Yes that's what I thought too (In that case as long as his centripetal acceleration at the top of the arc is greater than or equal to g, the passenger won't fall out of their seat.) because Fz has to be greater or the same as Fg but to calculate the needed velocity for DOING this loop (and here I realize my writing mistake, sorry for that!) and not just to accomplish the loop (because then v = 0 at highest point would be correct, obviously) and thus I ask if my formula is correct for the wanted calculation

In doing a loop, the vertical v is zero at this point, but the horizontal v can be quite large, making for a large $a=v^2/r$.

 

[Oliver919]

Okey, I got that but what do I calculate with this: v = (sqrt(gr)) ? And there comes my other question to your formula: a = v^2/r, well I have to calculate a for my v because that's not given, so that doesn't really help, does it?
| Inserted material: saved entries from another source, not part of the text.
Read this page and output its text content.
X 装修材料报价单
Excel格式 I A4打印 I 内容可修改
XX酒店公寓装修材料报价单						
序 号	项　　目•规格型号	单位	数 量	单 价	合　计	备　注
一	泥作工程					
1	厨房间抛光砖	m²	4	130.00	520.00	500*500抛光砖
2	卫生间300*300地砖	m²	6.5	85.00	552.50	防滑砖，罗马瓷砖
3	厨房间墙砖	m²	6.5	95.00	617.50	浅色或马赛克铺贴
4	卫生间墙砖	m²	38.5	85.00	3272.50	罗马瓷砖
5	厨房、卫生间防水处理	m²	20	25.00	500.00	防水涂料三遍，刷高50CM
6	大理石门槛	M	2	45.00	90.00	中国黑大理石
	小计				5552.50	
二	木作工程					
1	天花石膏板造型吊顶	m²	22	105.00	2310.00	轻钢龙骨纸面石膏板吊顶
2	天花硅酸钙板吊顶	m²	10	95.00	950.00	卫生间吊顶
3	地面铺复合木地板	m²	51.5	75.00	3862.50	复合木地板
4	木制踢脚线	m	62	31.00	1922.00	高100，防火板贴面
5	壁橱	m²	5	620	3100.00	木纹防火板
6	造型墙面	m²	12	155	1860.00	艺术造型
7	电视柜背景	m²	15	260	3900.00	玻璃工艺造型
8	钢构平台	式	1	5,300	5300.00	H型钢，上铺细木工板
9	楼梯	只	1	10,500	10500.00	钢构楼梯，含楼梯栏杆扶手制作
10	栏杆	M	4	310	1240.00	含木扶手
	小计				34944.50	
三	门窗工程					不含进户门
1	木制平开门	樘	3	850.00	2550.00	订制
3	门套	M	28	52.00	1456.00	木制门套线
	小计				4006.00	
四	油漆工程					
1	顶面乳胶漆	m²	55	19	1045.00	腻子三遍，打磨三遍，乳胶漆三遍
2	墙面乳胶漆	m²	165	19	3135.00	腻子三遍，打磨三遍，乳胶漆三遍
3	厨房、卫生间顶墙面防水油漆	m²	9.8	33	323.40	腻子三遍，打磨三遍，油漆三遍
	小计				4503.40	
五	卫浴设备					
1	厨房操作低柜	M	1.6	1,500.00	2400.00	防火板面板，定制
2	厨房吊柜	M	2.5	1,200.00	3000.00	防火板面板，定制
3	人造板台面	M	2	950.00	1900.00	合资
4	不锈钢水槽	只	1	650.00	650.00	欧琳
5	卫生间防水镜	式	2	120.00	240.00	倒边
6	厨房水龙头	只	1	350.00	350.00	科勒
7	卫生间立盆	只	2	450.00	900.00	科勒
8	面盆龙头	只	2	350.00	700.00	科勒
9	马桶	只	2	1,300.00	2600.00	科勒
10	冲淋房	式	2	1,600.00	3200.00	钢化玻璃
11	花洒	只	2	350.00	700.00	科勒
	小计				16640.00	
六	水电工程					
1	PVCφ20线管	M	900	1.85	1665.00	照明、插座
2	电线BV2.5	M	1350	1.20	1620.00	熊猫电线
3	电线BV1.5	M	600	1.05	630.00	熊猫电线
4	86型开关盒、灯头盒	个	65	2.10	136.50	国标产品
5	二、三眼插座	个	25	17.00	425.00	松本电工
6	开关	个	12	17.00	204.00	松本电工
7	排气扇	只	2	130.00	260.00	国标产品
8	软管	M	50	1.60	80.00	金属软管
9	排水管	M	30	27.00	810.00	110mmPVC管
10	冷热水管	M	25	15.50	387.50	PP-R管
I equated Fz and Fg but for which purpose, do you know that?

 

[Charles Link]

Okey, I got that but what do I calculate with this: v = (sqrt(gr)) ?

I equated Fz and Fg but for which purpose, do you know that?

By adjusting the flaps (how fast the airplane turns), or even in an amusement park ride, there is no requirement that the force is exactly zero between the passenger and the seat at the top of the arc. If you have the $a=v^2/r$ larger than g, the person will get pushed against the seat, so making this force zero is not a requirement. In general, $F_{net}=F_g+F_{seat}=ma=mv^2/r$ with $F_g=mg$ so that $F_{seat}=m(v^2/r-g)$.

 

[Oliver919]

Aaah I see, this case comes to the same solution afterall as I thought it would be

 

[Charles Link]

Alright but then comes to my mind: How do I calculate a if v is not given (because 0 can't be in this case, and horizontal is unknown)

(Please read the edited part of my last post.) I think you understand the physics of the entire topic for whatever they might ask, but the instructor needs to be more clear on exactly what it is that they want you to compute.

 

[Oliver919]

Yes, he's quite confused and confusing, well I'll take it, thanks!